子どもの頃は意味が分からなかったことでも、大人になると見え方が変わり、理解できることも多い。とくに『ガンダム』シリーズは大人向けの描写も多いため、あらためてアニメを見直すたびに意外な発見もある。
そこで今回は『機動戦士ガンダム』に描かれたシーンのなかから、大人になってから真意に気づいた「意味深な描写」をピックアップ。子どもの頃は気にもしなかった場面を掘り下げてみたい。
■深夜に来訪した少女の想い
物語序盤、アムロに対して恋心を抱いていたのが幼なじみのフラウ・ボゥだ。最終的にはアムロに見切りをつけ、ハヤトと結婚することになるフラウだが、そのきっかけともいえるワンシーンが第14話「時間よ、とまれ」の回にあった。
深夜、アムロの部屋の前で帰りを待っていたフラウ。それも、いつもの軍服姿ではなく、大きめのコートを肩から羽織り、なかに着ているのは私服という姿だ。そのうえ素足にサンダルという組み合わせで、いつもの爛漫なフラウとは思えない大人っぽさがある。
当時、このシーンの意味はよく分からなかった。しかし、大人になってからあらためてこのシーンを見返すと、フラウの切ない想いが痛いほど伝わってくる。
このときのアムロは、年上でお姉さん的存在のマチルダ中尉に熱をあげており、フラウの恋心など、まるで気づいていない様子。それを察した彼女が焦りを感じ、アプローチをかけるのも無理はない。
そしてマチルダに会いに行っていたアムロは、「どこに行っていたの?」というフラウの問いかけに対し、「トイレさ」とあからさまなウソをつく(トイレと逆方向からアムロは帰ってきた)。
そのまま自室に入ろうとするアムロに物を言いたげな視線を送り、立ち去ってゆくフラウ。一連のアムロの対応に、彼女が大きく落胆したのが分かる。

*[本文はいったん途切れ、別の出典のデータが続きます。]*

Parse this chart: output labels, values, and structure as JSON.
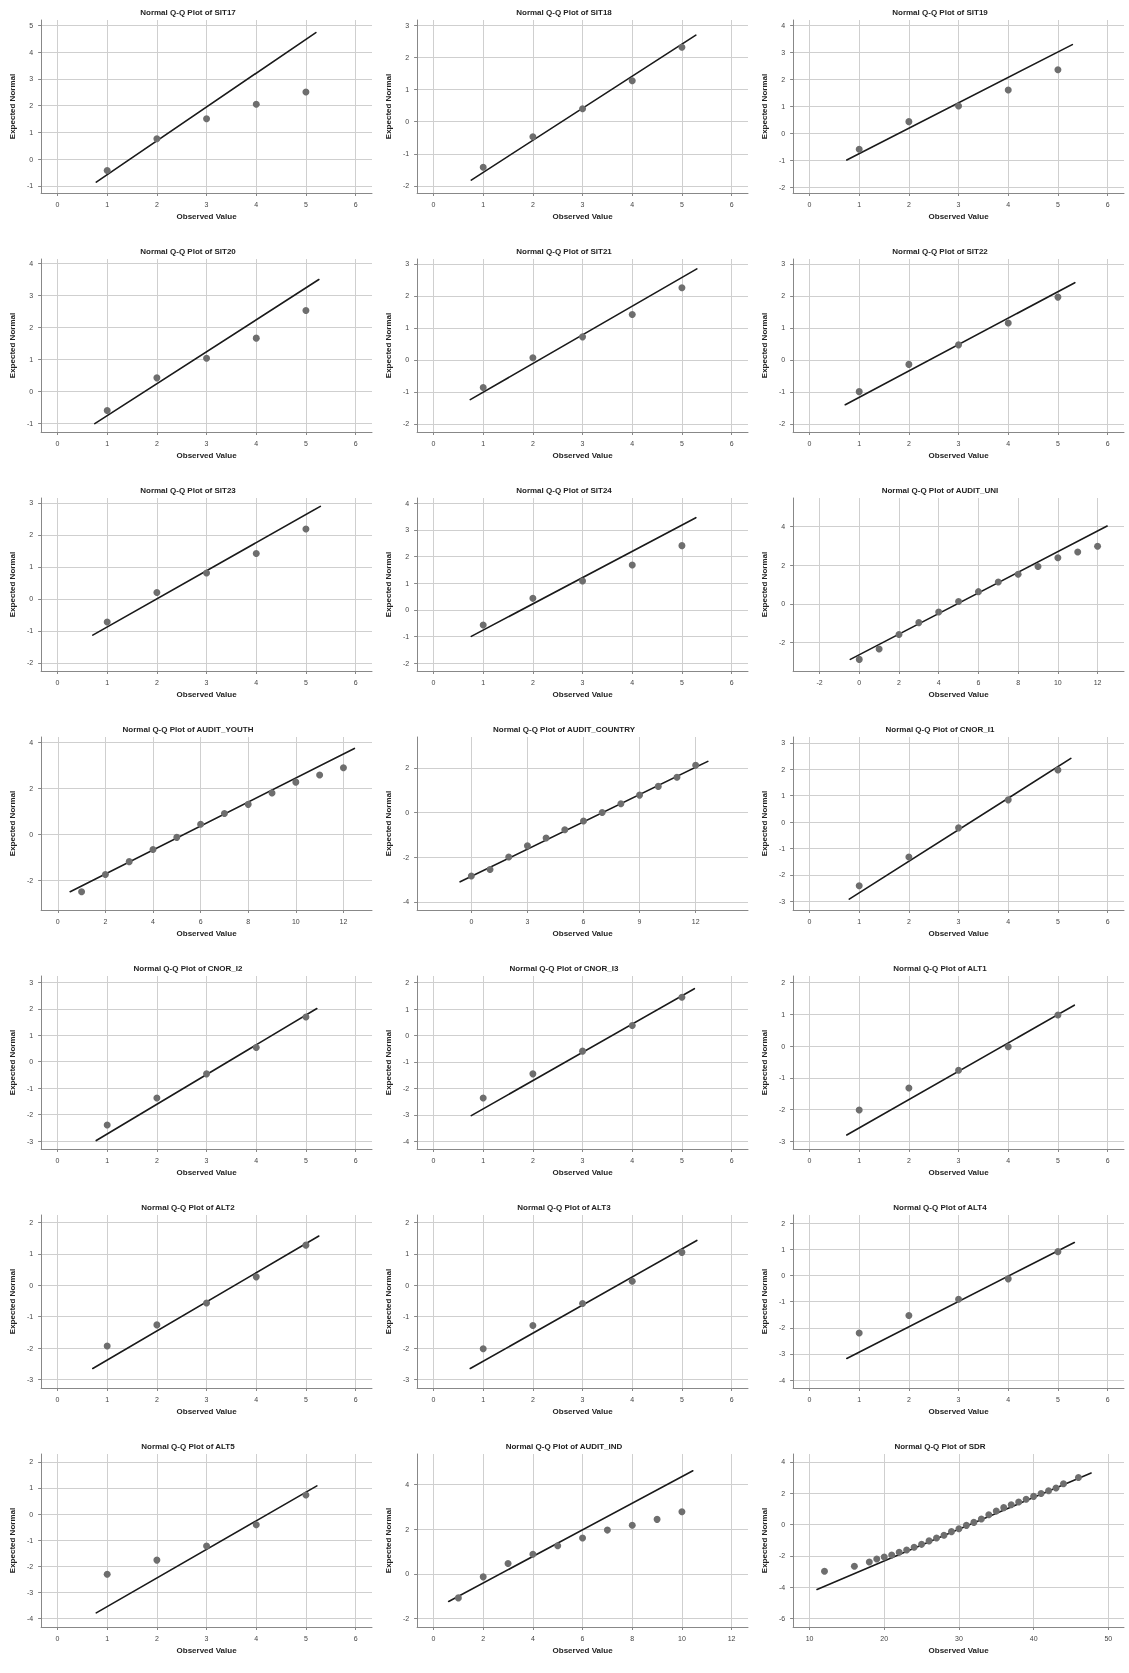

そしてアムロがドアを閉じると、フラウは一度だけ振り返り、アムロの部屋のほうをじっと見つめる。それはまるで、アムロが再度ドアを開けてくれるのを期待しているようにも見えた。
■敵軍を応援する一般兵士
第14話「時間よ、とまれ」には、もうひとつ意味深な描写があった。このエピソードでは、ザクを1機しか持たないジオン軍の部隊と戦うことになる。
ジオンの部隊の作戦は、ザクでガンダムを引きつけ、その間にワッパというホバークラフトに乗ったジオン兵が、ガンダムに直接爆弾を取りつけるというもの。
その作戦は成功し、アムロはたったひとりでガンダムにつけられた時限式爆弾の解除を行うことになった。
爆弾を取りつけたジオン兵たちは、遠巻きにアムロの作業を観察。最初は無謀なことを行う連邦パイロットを笑っていたジオン兵だったが、命がけで孤軍奮闘するアムロの姿を見て、次第に態度が変わりはじめる。
アムロのことを「がんばるなぁ」「勇敢なやつ」と言い、解除するのをどこか応援しているようにも感じられた。
初めてこのシーンを見たとき、「敵軍のアムロを応援するのはなぜ?」と不思議に思ったものだが、今ならジオン兵の複雑な心境も理解できる。ジオンにとって敵のはずの連邦兵も、懸命に生きている同じ人間だということを理解したのだろう。
そしてアムロが最後の爆弾解除に取りかかるとき、ジオン兵のひとりは「間に合わねぇのか」と言いながら、滝のような汗をかいていた。その顔は作戦が成功間近で喜ぶというより、目の前で人を殺してしまうかもしれないという苦悶の表情にも見えた。
結局、アムロは全部の爆弾を取り外し、ジオン側の作戦は失敗に終わる。だがジオン兵たちは晴れやかな表情で失敗を笑い飛ばし、爆弾を外したアムロの顔を一目見ようと民間人を装ってホワイトベースを訪れる。そして「これからも頑張れよ」と声をかけて去っていった。
ちなみに、本エピソードの前話「再会、母よ…」の回では、アムロと母親の相互不理解が描かれた。血のつながった親子がわかりあえず、命のやりとりをしている敵味方がわかりあうというのが、なんともリアルで皮肉なエピソードだ。